第41話 姉のおねだり
昼休み。
俺は生徒会室まで来ていた。
「……緊張するなあ」
なにせここには、三年生がいてもおかしくない。
見知らぬ人がいるだけでも緊張するのに、年上となると余計に身体が動かない。
何故、俺がここまで来たかというと。
――兄さん、これ。
――あっ。
――姉さん、お弁当忘れてる。
早朝に、ライカさんが珍しく弁当を台所に置いたままにしてあったのが原因だった。
ツユにライカさんのお弁当をお昼に届けるように言われたので、ここまで持ってきたのだ。

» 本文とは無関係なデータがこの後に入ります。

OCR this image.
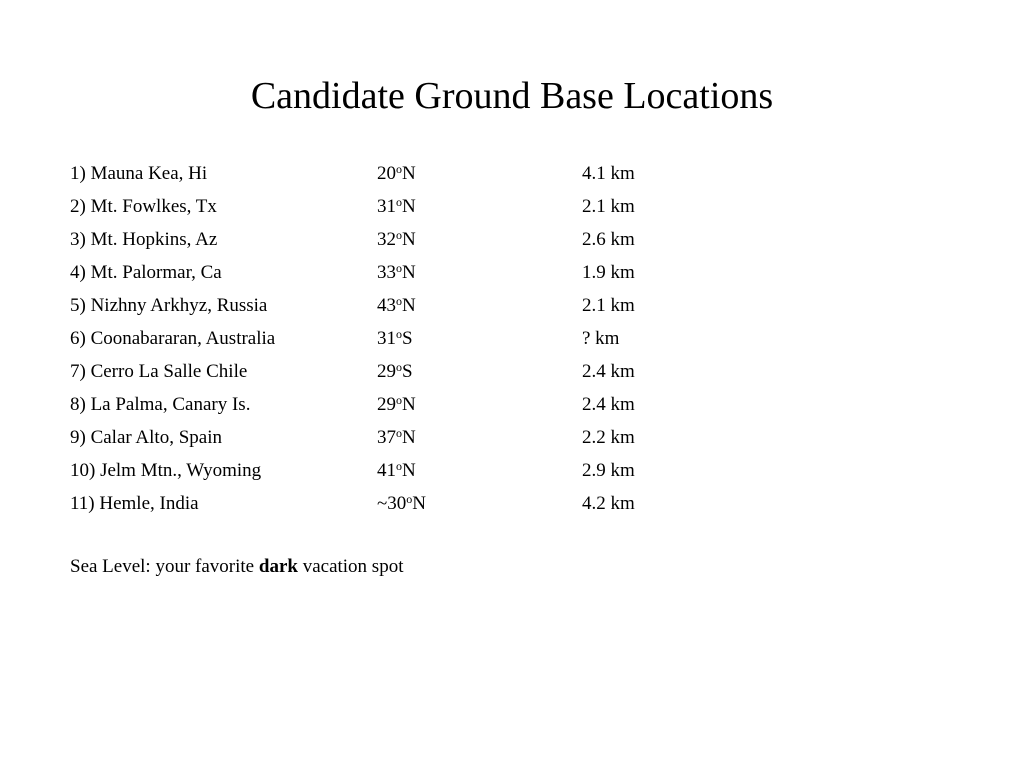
Candidate Ground Base Locations
1) Mauna Kea, Hi	20$^o$N	4.1 km
2) Mt. Fowlkes, Tx	31$^o$N	2.1 km
3) Mt. Hopkins, Az	32$^o$N	2.6 km
4) Mt. Palormar, Ca	33$^o$N	1.9 km
5) Nizhny Arkhyz, Russia	43$^o$N	2.1 km
6) Coonabararan, Australia	31$^o$S	? km
7) Cerro La Salle Chile	29$^o$S	2.4 km
8) La Palma, Canary Is.	29$^o$N	2.4 km
9) Calar Alto, Spain	37$^o$N	2.2 km
10) Jelm Mtn., Wyoming	41$^o$N	2.9 km
11) Hemle, India	~30$^o$N	4.2 km
Sea Level: your favorite dark vacation spot
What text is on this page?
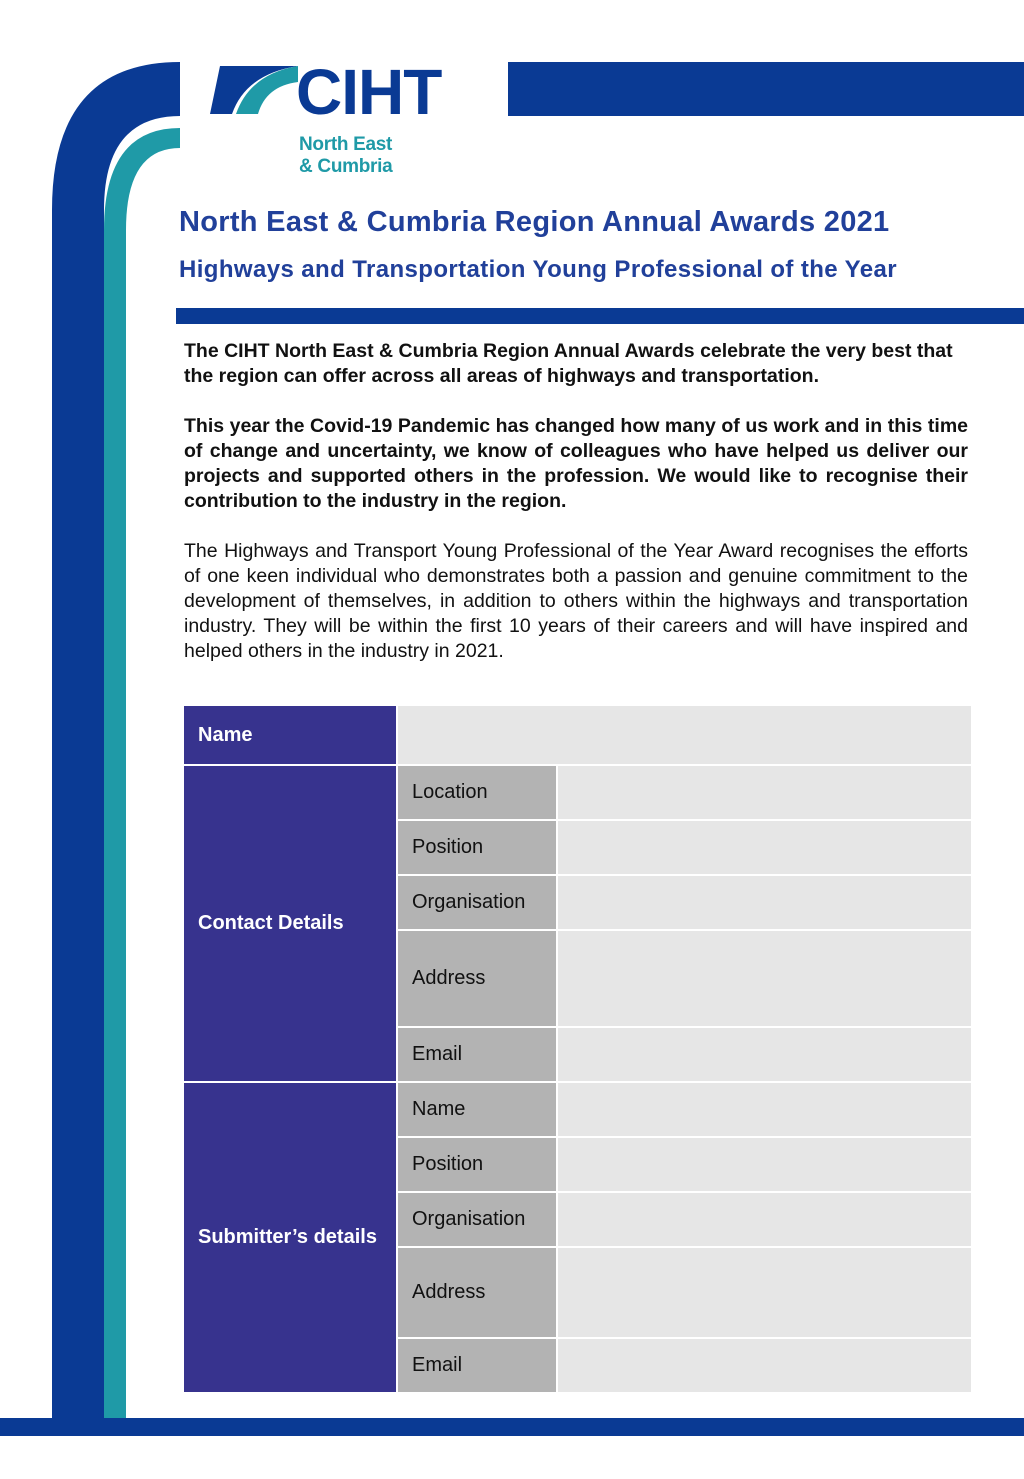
CIHT
North East
& Cumbria
North East & Cumbria Region Annual Awards 2021
Highways and Transportation Young Professional of the Year

The CIHT North East & Cumbria Region Annual Awards celebrate the very best that the region can offer across all areas of highways and transportation.

This year the Covid-19 Pandemic has changed how many of us work and in this time of change and uncertainty, we know of colleagues who have helped us deliver our projects and supported others in the profession. We would like to recognise their contribution to the industry in the region.

The Highways and Transport Young Professional of the Year Award recognises the efforts of one keen individual who demonstrates both a passion and genuine commitment to the development of themselves, in addition to others within the highways and transportation industry. They will be within the first 10 years of their careers and will have inspired and helped others in the industry in 2021.

Name		
Contact Details	Location	
	Position	
	Organisation	
	Address	
	Email	
Submitter’s details	Name	
	Position	
	Organisation	
	Address	
	Email	
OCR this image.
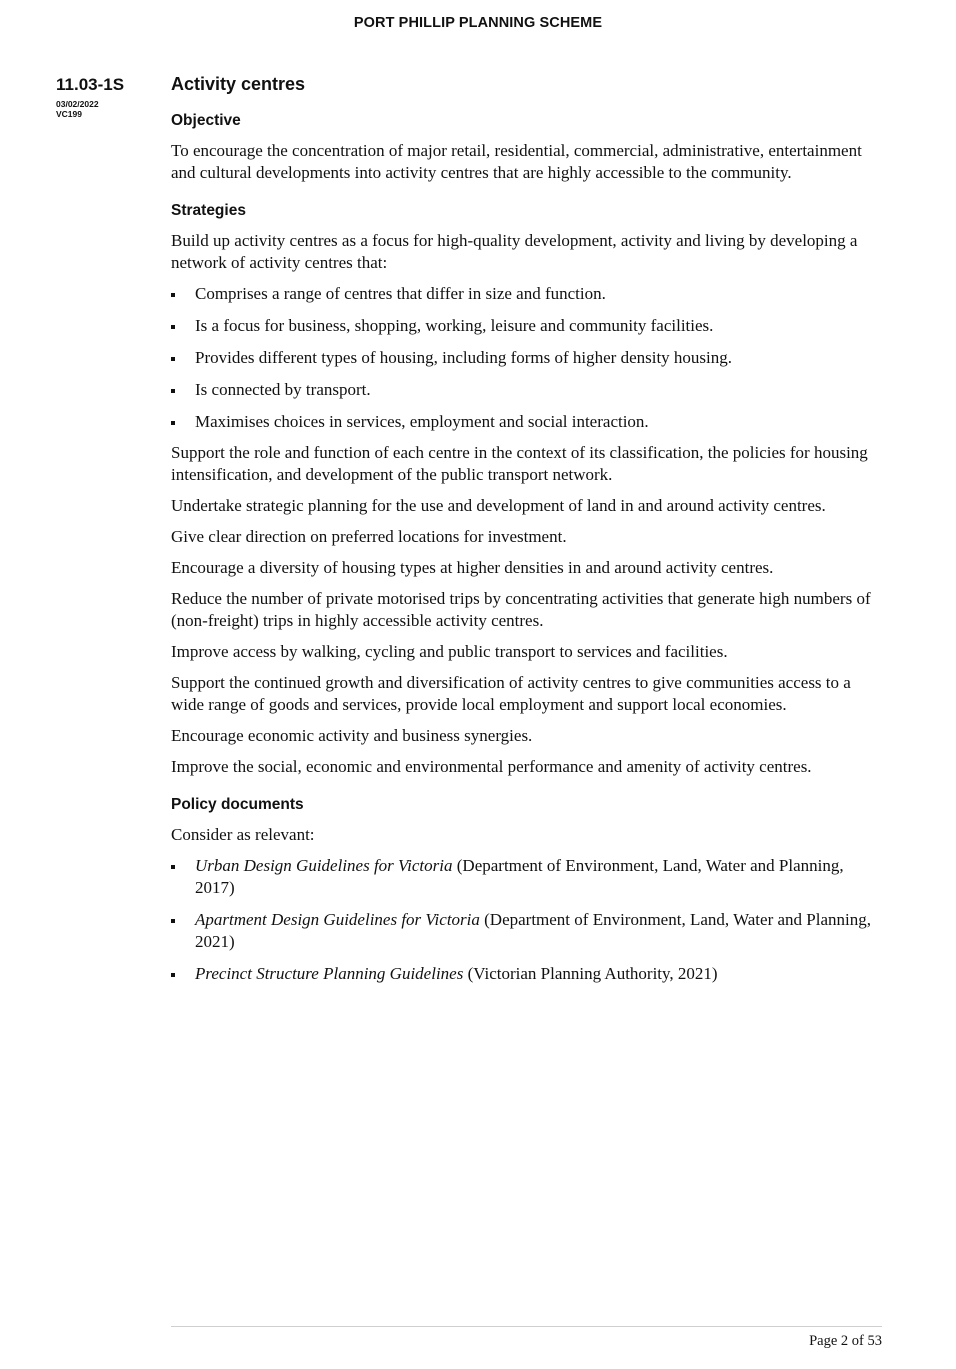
PORT PHILLIP PLANNING SCHEME
11.03-1S
03/02/2022
VC199
Activity centres
Objective

To encourage the concentration of major retail, residential, commercial, administrative, entertainment and cultural developments into activity centres that are highly accessible to the community.

Strategies

Build up activity centres as a focus for high-quality development, activity and living by developing a network of activity centres that:

Comprises a range of centres that differ in size and function.
Is a focus for business, shopping, working, leisure and community facilities.
Provides different types of housing, including forms of higher density housing.
Is connected by transport.
Maximises choices in services, employment and social interaction.

Support the role and function of each centre in the context of its classification, the policies for housing intensification, and development of the public transport network.

Undertake strategic planning for the use and development of land in and around activity centres.

Give clear direction on preferred locations for investment.

Encourage a diversity of housing types at higher densities in and around activity centres.

Reduce the number of private motorised trips by concentrating activities that generate high numbers of (non-freight) trips in highly accessible activity centres.

Improve access by walking, cycling and public transport to services and facilities.

Support the continued growth and diversification of activity centres to give communities access to a wide range of goods and services, provide local employment and support local economies.

Encourage economic activity and business synergies.

Improve the social, economic and environmental performance and amenity of activity centres.

Policy documents

Consider as relevant:

Urban Design Guidelines for Victoria (Department of Environment, Land, Water and Planning, 2017)
Apartment Design Guidelines for Victoria (Department of Environment, Land, Water and Planning, 2021)
Precinct Structure Planning Guidelines (Victorian Planning Authority, 2021)
Page 2 of 53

体育館でそれを伝えれば良かったのだが、完全に言いそびれてしまった。
それで、三年の教室に行ったのだが、
――ああ、遠藤さんなら生徒会室にいると思うよ。
と、言われたので、ここまで来たのだった。
さっさとお弁当を渡して、自分の教室に帰ろう。
俺は恐る恐る生徒会室をノックする。
「……はい」
「失礼します」
俺が部屋に入ると、一番奥の高そうな椅子に、ライカさんが座っていた。
他には誰もいなさそうでホッとする。
「あれ? ソラくん? どうしたの?」
「お弁当忘れてから」
「あっ、本当!? ごめん!! ありがとう!!」
俺はバックから弁当を取り出す。
可愛らしい風呂敷だし、サイズは小さい。
俺の弁当の二分の一ぐらいだろうか。
こんなので本当にお腹一杯になるのか疑問だ。
「良かった。お昼御飯抜きにしようと思ってたところだから」
「お昼御飯抜き? お金持ってきてないの?」
「ううん。あるけど、買いに行く方が手間だと思って」
「手間って……」
購買部に行くぐらいすぐだろうに。
そんなに仕事が溜まっているんだろうか。
いくら食べる量が少ないからといって、お昼ご飯を抜くのはやり過ぎだろう。
倒れてしまわないか心配になる。
「ありがとう、そこに置いておいて」
「う、うん」
カタカタと、パソコンをいじったままライカさんは話す。
長机の上には色んな資料の山が鎮座している。
これを全部一人で処理をしているんだろうか。
「他の人は?」
「ああ、私だけ。だから気兼ねなく椅子に座ってもいいよ」
「いや、それはいいけど……」
そこまで長居をするつもりはないけど、どうも心配になってくる。
ツユの心配はする癖に、自分のことは省みないからな、この人は。
「一人で毎日生徒会の仕事してるの?」
「……うーん。毎日じゃないけど、お昼は生徒会室にいることが多いかな。何か用事がある時はここに来ていいよ。昼休みだったら滅多にここに人が来ることなんてないから」
滅多にってことは、やっぱり一人でずっと仕事をしているってことだ。
一人で抱え込み過ぎなんじゃないのだろうか。
「仕事し過ぎじゃないかな? ちょっと休んだ方がいいって」
「……うん。キリがいい所まで行ったら」
「駄目だって。ちゃんとご飯食べないと、倒れちゃうって」
さっきから俺のことをほとんど見ない。
喋りながらパソコンをブラインドタッチできるのは凄いことだが、心配になる。
「うーん。偉い! やっぱり私の最愛の弟であるソラくんは偉いわねー。お姉ちゃんにそこまで気を遣えるなんて!」
褒め言葉が空々しく感じる。
気を遣って欲しくないようにも聴こえるのだ。
「…………」
じっと黙りこくっている俺を不審に思ったのか、ようやくライカさんは手を止める。
立ち上がってこっちに近づいて来ると、
「……そうだね。ソラくんが私にご飯を食べさせてくれるなら、ちゃんと私も食べようかな」
自分のお弁当箱に手を添える。
「え?」
「私にあーんして」
甘ったるい声を出して、ライカさんはおねだりをしてきた。